Well, I was still in the mood for reading horror novels and, a day or two before I wrote this review, I suddenly remembered that I had a copy of “Last Rites” by Shaun Hutson.
Back in 2009, I’d been out shopping when I had noticed that there was a new Shaun Hutson novel in the bookshop. Needless to say, I bought a new hardback copy of it there and then (something I’ve only done with maybe four or five books before). And then, for some completely unknown reason, I never got round to reading it. For almost a decade. So, yes, this review is long overdue.
So, let’s take a look at “Last Rites”. Needless to say, this review will contain some SPOILERS.
The novel begins with a mysterious description of a man walking through a tunnel. Then, the story moves to North London where a teacher called Peter Mason is being brutally beaten in the street by a group of five young hooligans. They flee, leaving him for dead, but he is taken to hospital and, after being comatose for several days, he finds that he luckily has no serious lasting physical injuries from his ordeal.
Whilst all of this is going on, creepy things are happening in the Buckinghamshire town of Walston. The local church has been desecrated, several animals have been killed in bizarre ways and there is a spate of mysterious suicides amongst the town’s youth.
Suffering from panic attacks after he has been discharged from hospital, Peter Mason realises that he can’t stay in London any longer. So, he applies for several teaching jobs outside the city. To his delight, he is offered an interview at a prestigious private boarding school in the quiet, bucolic rural town of Walston…

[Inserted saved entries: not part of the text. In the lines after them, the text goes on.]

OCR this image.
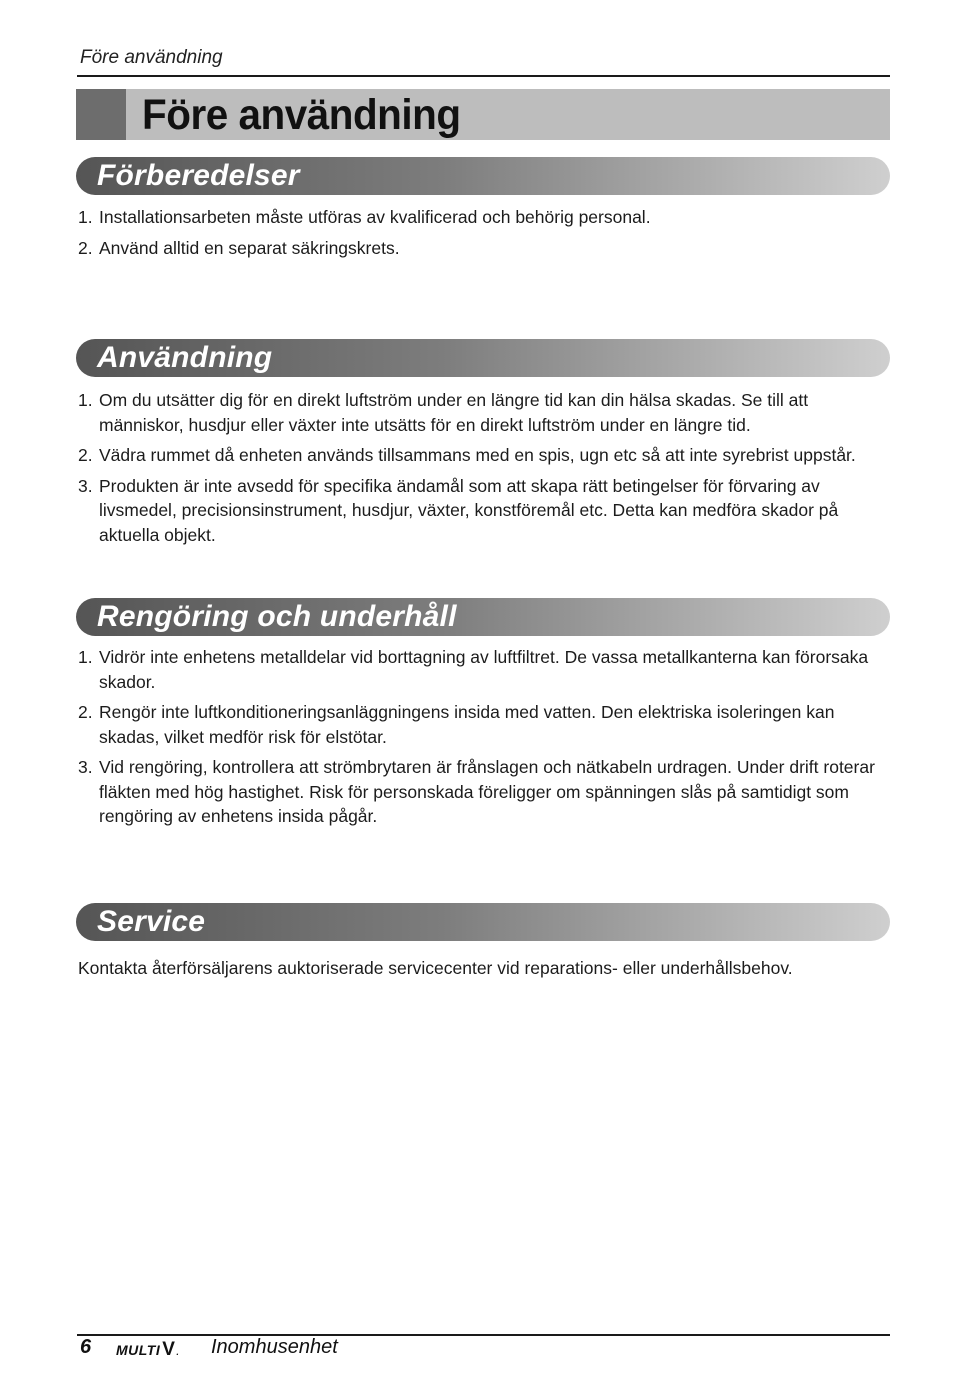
Före användning
Före användning
Förberedelser
1. Installationsarbeten måste utföras av kvalificerad och behörig personal.
2. Använd alltid en separat säkringskrets.
Användning
1. Om du utsätter dig för en direkt luftström under en längre tid kan din hälsa skadas. Se till att människor, husdjur eller växter inte utsätts för en direkt luftström under en längre tid.
2. Vädra rummet då enheten används tillsammans med en spis, ugn etc så att inte syrebrist uppstår.
3. Produkten är inte avsedd för specifika ändamål som att skapa rätt betingelser för förvaring av livsmedel, precisionsinstrument, husdjur, växter, konstföremål etc. Detta kan medföra skador på aktuella objekt.
Rengöring och underhåll
1. Vidrör inte enhetens metalldelar vid borttagning av luftfiltret. De vassa metallkanterna kan förorsaka skador.
2. Rengör inte luftkonditioneringsanläggningens insida med vatten. Den elektriska isoleringen kan skadas, vilket medför risk för elstötar.
3. Vid rengöring, kontrollera att strömbrytaren är frånslagen och nätkabeln urdragen. Under drift roterar fläkten med hög hastighet. Risk för personskada föreligger om spänningen slås på samtidigt som rengöring av enhetens insida pågår.
Service

Kontakta återförsäljarens auktoriserade servicecenter vid reparations- eller underhållsbehov.

6 MULTI V. Inomhusenhet
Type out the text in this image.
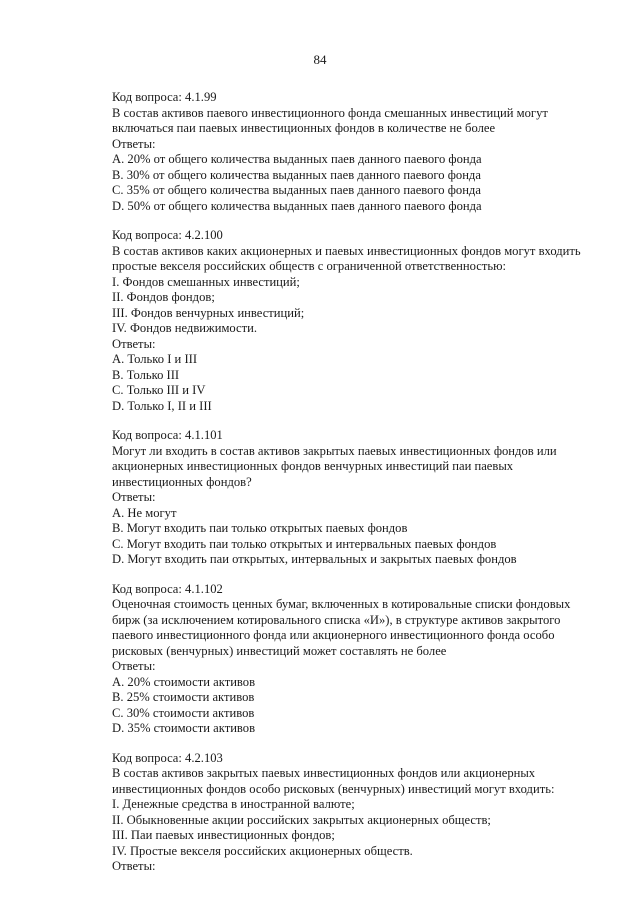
84
Код вопроса: 4.1.99
В состав активов паевого инвестиционного фонда смешанных инвестиций могут
включаться паи паевых инвестиционных фондов в количестве не более
Ответы:
A. 20% от общего количества выданных паев данного паевого фонда
B. 30% от общего количества выданных паев данного паевого фонда
C. 35% от общего количества выданных паев данного паевого фонда
D. 50% от общего количества выданных паев данного паевого фонда
Код вопроса: 4.2.100
В состав активов каких акционерных и паевых инвестиционных фондов могут входить
простые векселя российских обществ с ограниченной ответственностью:
I. Фондов смешанных инвестиций;
II. Фондов фондов;
III. Фондов венчурных инвестиций;
IV. Фондов недвижимости.
Ответы:
A. Только I и III
B. Только III
C. Только III и IV
D. Только I, II и III
Код вопроса: 4.1.101
Могут ли входить в состав активов закрытых паевых инвестиционных фондов или
акционерных инвестиционных фондов венчурных инвестиций паи паевых
инвестиционных фондов?
Ответы:
A. Не могут
B. Могут входить паи только открытых паевых фондов
C. Могут входить паи только открытых и интервальных паевых фондов
D. Могут входить паи открытых, интервальных и закрытых паевых фондов
Код вопроса: 4.1.102
Оценочная стоимость ценных бумаг, включенных в котировальные списки фондовых
бирж (за исключением котировального списка «И»), в структуре активов закрытого
паевого инвестиционного фонда или акционерного инвестиционного фонда особо
рисковых (венчурных) инвестиций может составлять не более
Ответы:
A. 20% стоимости активов
B. 25% стоимости активов
C. 30% стоимости активов
D. 35% стоимости активов
Код вопроса: 4.2.103
В состав активов закрытых паевых инвестиционных фондов или акционерных
инвестиционных фондов особо рисковых (венчурных) инвестиций могут входить:
I. Денежные средства в иностранной валюте;
II. Обыкновенные акции российских закрытых акционерных обществ;
III. Паи паевых инвестиционных фондов;
IV. Простые векселя российских акционерных обществ.
Ответы:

One of the first things that I will say is that this is a Shaun Hutson novel. It has all of the grittiness, compelling storytelling and intense horror that you would expect, although it is a considerably bleaker and more depressing novel than I’d expected.
Yes, it could be because it’s been a while since I read a more contemporary Hutson novel (the only other Hutson novel I’ve read within the past few years was from the 1980s) and I’d forgotten just how bleak and cynical they can be, but it really caught me by surprise. It probably didn’t help that I binge-read most of the book in a single evening.

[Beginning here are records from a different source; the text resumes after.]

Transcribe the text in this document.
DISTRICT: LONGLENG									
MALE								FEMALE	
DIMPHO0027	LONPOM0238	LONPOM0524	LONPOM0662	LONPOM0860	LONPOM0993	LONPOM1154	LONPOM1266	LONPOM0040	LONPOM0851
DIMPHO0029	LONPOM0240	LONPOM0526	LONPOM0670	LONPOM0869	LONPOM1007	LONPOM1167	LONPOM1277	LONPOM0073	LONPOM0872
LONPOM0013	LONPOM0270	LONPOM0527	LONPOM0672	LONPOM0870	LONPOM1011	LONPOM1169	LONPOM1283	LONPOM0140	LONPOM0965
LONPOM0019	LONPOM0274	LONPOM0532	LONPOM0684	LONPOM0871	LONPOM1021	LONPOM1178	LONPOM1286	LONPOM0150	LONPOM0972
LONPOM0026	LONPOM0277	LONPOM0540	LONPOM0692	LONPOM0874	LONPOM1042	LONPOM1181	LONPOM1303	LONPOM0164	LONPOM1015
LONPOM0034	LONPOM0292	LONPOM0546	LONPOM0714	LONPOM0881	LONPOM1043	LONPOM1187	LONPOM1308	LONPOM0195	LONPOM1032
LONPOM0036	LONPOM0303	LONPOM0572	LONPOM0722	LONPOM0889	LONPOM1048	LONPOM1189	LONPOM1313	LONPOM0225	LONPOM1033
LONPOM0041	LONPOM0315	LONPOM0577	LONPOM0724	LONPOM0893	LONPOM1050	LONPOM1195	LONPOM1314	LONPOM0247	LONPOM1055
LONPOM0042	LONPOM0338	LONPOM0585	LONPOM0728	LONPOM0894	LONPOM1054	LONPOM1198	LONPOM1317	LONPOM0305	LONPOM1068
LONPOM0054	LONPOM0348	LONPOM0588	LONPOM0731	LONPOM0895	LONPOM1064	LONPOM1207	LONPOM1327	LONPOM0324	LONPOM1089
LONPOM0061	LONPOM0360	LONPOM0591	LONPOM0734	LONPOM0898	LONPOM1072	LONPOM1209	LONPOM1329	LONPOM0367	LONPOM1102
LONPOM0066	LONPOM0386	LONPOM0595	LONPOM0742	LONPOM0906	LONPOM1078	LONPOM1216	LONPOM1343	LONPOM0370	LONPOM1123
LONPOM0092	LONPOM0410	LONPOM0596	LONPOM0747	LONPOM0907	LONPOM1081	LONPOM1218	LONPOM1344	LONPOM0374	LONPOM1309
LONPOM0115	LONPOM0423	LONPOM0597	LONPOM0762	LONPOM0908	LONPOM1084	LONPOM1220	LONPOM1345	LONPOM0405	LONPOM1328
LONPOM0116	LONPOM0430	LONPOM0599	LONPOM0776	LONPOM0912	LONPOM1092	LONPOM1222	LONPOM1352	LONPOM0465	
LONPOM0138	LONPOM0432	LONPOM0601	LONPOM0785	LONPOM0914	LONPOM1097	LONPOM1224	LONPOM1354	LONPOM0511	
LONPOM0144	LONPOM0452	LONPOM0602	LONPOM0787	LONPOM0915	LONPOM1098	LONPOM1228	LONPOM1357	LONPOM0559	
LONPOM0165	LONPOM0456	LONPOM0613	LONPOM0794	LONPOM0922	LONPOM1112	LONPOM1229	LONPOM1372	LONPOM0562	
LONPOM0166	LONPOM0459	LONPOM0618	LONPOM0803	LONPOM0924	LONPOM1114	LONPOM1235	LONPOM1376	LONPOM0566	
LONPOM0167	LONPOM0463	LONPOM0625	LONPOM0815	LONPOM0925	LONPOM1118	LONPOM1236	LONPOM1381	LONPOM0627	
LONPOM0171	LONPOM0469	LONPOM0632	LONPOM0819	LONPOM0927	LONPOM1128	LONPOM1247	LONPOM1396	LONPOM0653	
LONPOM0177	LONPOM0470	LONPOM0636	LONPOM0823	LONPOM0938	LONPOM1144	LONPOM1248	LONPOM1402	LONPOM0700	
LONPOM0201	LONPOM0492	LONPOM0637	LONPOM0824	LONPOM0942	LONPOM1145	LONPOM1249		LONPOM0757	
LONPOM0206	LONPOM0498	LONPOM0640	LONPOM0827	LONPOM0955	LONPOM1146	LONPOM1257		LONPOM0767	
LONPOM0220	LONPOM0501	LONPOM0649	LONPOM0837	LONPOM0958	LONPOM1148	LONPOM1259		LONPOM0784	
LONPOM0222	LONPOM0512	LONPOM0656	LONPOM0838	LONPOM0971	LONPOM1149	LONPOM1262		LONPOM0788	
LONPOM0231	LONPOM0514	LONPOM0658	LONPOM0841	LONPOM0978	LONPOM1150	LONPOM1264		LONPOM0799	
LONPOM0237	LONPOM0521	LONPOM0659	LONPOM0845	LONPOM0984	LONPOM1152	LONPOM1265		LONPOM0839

I should probably start by talking about the horror elements in this novel. After all, it is a horror novel and it is a very effective one at that! But, surprisingly, there is relatively little of the over-the-top splatterpunk horror that you would traditionally expect from a Shaun Hutson novel. Yes, the novel certainly has a few grisly moments but, by Shaun Hutson standards, they’re very tame. Seriously, I’ve seen horror movies that are gorier than this novel!

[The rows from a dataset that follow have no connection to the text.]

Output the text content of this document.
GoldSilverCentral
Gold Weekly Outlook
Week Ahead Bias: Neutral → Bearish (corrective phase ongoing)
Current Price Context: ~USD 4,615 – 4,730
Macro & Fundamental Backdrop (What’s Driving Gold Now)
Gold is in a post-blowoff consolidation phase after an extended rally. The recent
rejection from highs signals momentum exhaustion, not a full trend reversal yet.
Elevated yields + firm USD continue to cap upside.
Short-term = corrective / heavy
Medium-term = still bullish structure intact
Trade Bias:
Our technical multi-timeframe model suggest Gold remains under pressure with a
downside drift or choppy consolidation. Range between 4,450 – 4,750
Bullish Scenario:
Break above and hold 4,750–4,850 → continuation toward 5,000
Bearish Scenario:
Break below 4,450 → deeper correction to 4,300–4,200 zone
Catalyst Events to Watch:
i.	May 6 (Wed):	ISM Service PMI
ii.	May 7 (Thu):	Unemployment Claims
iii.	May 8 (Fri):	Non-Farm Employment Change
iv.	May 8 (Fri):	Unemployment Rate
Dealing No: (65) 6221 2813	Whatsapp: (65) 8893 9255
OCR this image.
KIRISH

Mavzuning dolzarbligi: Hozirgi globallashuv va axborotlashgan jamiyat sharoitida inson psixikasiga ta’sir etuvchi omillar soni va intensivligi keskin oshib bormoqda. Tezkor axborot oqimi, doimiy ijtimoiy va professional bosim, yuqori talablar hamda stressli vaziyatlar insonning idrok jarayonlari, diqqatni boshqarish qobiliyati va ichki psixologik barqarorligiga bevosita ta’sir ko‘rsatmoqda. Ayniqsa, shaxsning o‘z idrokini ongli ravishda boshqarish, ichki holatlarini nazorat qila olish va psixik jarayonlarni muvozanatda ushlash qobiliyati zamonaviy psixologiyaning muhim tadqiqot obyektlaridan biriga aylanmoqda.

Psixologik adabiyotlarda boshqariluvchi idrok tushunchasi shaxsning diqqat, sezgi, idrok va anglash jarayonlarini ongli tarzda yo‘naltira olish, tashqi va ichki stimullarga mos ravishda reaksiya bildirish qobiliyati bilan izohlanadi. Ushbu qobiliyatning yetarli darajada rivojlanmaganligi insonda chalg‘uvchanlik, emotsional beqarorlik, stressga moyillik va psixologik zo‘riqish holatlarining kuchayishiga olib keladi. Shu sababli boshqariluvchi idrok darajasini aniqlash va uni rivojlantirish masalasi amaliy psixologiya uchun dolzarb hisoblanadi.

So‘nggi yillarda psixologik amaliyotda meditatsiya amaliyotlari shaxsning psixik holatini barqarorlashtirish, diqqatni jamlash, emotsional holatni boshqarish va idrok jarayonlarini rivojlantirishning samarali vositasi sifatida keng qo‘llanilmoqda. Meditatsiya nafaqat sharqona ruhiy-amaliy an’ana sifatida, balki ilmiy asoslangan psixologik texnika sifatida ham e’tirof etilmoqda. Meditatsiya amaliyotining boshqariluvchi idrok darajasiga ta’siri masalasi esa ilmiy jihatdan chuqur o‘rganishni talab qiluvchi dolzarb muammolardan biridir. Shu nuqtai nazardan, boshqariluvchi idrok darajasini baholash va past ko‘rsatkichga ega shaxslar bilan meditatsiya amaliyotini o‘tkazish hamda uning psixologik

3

Yet, whilst this novel contains relatively little gory horror, it contains pretty much every other type of horror under the sun. Amongst other things, there is suspenseful horror, bleak horror, medical horror, sexual horror, crime horror, psychological horror, implied horror, realistic horror, atmospheric horror, bullying horror, claustrophobic horror, social horror, bereavement horror, tragic horror, occult horror etc… And all of these different types of horror are considerably creepier and more disturbing than the gallons of gore you’d traditionally expect to see in a Shaun Hutson novel.
So, yes, this is a grim, disturbing horror novel that does it’s job perhaps too well. Literally the only relief from the horror (and perhaps my only criticism of the novel’s horror elements) is the slightly ludicrous twist ending. Yes, some parts of it are brilliantly foreshadowed and the final chapter has a chilling sting in it’s tail. But, as a payoff for the nail-bitingly gripping and chillingly disturbing suspense throughout the novel, the ending comes up a little short. The mystery is far scarier than the answer to it.
However, the ending seems more like a formality than anything else. The rest of the novel is this incredibly gripping thing that just begs you to binge-read it. This novel is written and structured much more like a thriller novel than anything else (probably a side-effect of all of the brilliantly intense action thriller novels that Hutson wrote during the 1990s and early-mid 2000s) and this works really well.
Whilst the third-person narration includes some traditional Hutson flourishes (eg: the words “cleft” and “liquescent” appear, albeit separately), the story’s thriller-style elements include short chapters (that keep you wanting to read “just one more”), a very compelling mystery and a grittier and more matter-of-fact style narration that really helps to make the story more intense and fast-paced. Even though this novel is about 338 pages long, it’ll probably take you as long to read as a 200-250 page book would.
All in all, “Last Rites” is an incredibly chilling – and gripping – horror novel. Yes, it’s depressing as hell and it probably isn’t for the prudish. Yes, the ending is a little anticlimactic too. But, it is the kind of book that will pretty much make you binge-read the whole thing out of grim fascination. It is intense, it is disturbing, it is gripping. It is a Shaun Hutson novel.
If I had to give it a rating out of five, it would get a four.